Sketch columns
On this page we will study the effect of the columns on the accuracy of a sketch estimation. To obtain the data to reproduce the results presented run:
Few packets
First, we will consider that only a small number of packets are being sketched. The figures below show different percentiles of the error, e.g. for the 99% percentile, 99% of the time the estimations given by the sketch will have an absolute error that is below the given value.
Parameter | Value |
---|---|
Packets | 100 |
Columns | {8,16,32,64,128,256,512,1024} |
Rows | 1 |
Digest size | 32 |
Hash function | default |
Xi function | default |
Pcap | CAIDA |
As expected, the standard error decreases as the number of columns increases; specifically, the standard error is inversely proportional to the square root of the number of columns. Showing all the sketch types in the same figure, we can see that there is not much difference between the different types of sketches.
More packets
Our second experiment considers 10000 packets instead, and the results are the same as for the previous case.
Parameter | Value |
---|---|
Packets | 10000 |
Columns | {8,16,32,64,128,256,512,1024} |
Rows | 1 |
Digest size | 32 |
Hash function | default |
Xi function | default |
Pcap | CAIDA |
Several rows
But when we run the experiment with 32 rows instead, we found a surprising result:
Parameter | Value |
---|---|
Packets | 1000. |
Columns | {8,16,32,64,128,256,512,1024} |
Rows | 32 |
Digest size | 32 |
Hash function | default |
Xi function | default |
Pcap | CAIDA |
Average function. | median |
We saw that there was a higher error than expected.
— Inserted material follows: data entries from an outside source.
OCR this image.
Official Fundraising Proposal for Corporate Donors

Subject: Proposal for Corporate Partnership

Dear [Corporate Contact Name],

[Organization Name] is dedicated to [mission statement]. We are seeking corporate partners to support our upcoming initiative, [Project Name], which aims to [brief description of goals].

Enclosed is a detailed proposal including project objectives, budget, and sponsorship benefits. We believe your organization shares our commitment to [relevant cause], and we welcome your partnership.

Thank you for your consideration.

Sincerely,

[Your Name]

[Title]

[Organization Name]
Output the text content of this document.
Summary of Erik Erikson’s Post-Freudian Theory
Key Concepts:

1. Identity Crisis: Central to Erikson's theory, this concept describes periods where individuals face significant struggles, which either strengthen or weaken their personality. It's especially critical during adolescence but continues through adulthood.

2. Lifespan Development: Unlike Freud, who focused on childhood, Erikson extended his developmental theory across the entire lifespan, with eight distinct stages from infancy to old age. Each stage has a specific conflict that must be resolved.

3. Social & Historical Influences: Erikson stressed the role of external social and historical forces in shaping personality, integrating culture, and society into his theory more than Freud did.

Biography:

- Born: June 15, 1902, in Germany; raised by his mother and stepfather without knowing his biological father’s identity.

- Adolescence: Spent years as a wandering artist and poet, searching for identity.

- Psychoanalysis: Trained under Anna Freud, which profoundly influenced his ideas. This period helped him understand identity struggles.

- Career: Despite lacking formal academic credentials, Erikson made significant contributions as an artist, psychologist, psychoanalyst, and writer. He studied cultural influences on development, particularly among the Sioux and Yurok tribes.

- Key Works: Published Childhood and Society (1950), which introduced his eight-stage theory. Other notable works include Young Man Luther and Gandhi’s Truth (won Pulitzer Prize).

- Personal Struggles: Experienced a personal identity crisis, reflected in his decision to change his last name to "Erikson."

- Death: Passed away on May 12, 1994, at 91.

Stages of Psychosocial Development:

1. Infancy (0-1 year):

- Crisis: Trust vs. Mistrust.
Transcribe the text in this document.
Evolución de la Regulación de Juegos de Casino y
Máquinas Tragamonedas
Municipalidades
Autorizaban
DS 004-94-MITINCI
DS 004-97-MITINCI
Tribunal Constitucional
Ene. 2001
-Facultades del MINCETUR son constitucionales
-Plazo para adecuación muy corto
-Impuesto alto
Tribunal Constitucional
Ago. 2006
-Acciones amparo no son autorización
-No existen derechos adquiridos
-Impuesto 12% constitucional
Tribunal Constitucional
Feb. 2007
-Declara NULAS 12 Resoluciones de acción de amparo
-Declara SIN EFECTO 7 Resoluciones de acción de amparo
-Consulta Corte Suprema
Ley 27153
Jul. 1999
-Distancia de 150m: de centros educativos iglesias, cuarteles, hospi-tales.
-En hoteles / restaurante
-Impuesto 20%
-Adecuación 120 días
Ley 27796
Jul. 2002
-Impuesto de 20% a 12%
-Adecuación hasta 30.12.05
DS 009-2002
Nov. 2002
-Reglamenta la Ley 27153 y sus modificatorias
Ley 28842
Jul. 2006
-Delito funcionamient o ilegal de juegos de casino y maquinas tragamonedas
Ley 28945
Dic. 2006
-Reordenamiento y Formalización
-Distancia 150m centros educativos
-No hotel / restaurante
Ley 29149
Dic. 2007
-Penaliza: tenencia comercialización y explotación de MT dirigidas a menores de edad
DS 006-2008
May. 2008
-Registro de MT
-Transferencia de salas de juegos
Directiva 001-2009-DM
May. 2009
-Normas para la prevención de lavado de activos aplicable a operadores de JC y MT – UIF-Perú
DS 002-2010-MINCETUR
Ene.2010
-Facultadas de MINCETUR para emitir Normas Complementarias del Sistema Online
After investigating a little bit, we discovered that there were some repeated packets on the pcap at some interval, (11 of them), causing it to over estimate the prediction by around 120 (11^2=121) in one of the 100 intervals:
Indeed, when we replicated the experiment with the same pcap, but removing the repeated packets, we saw that the standard error decreased as the number of columns increased, proportionally to 1/sqrt(columns).
Parameter | Value |
---|---|
Packets | 1000. |
Columns | {8,16,32,64,128,256,512,1024} |
Rows | 32 |
Digest size | 32 |
Hash function | default |
Xi function | default |
Pcap | CAIDA-no dups |
Average function. | median |
Conclusion
The standard error of the estimation decreases as the number of columns increases, and the results are really similar for all the sketch types. During these experiments, we saw how important is the assumption of not having duplicates, otherwise the error can be much higher than expected.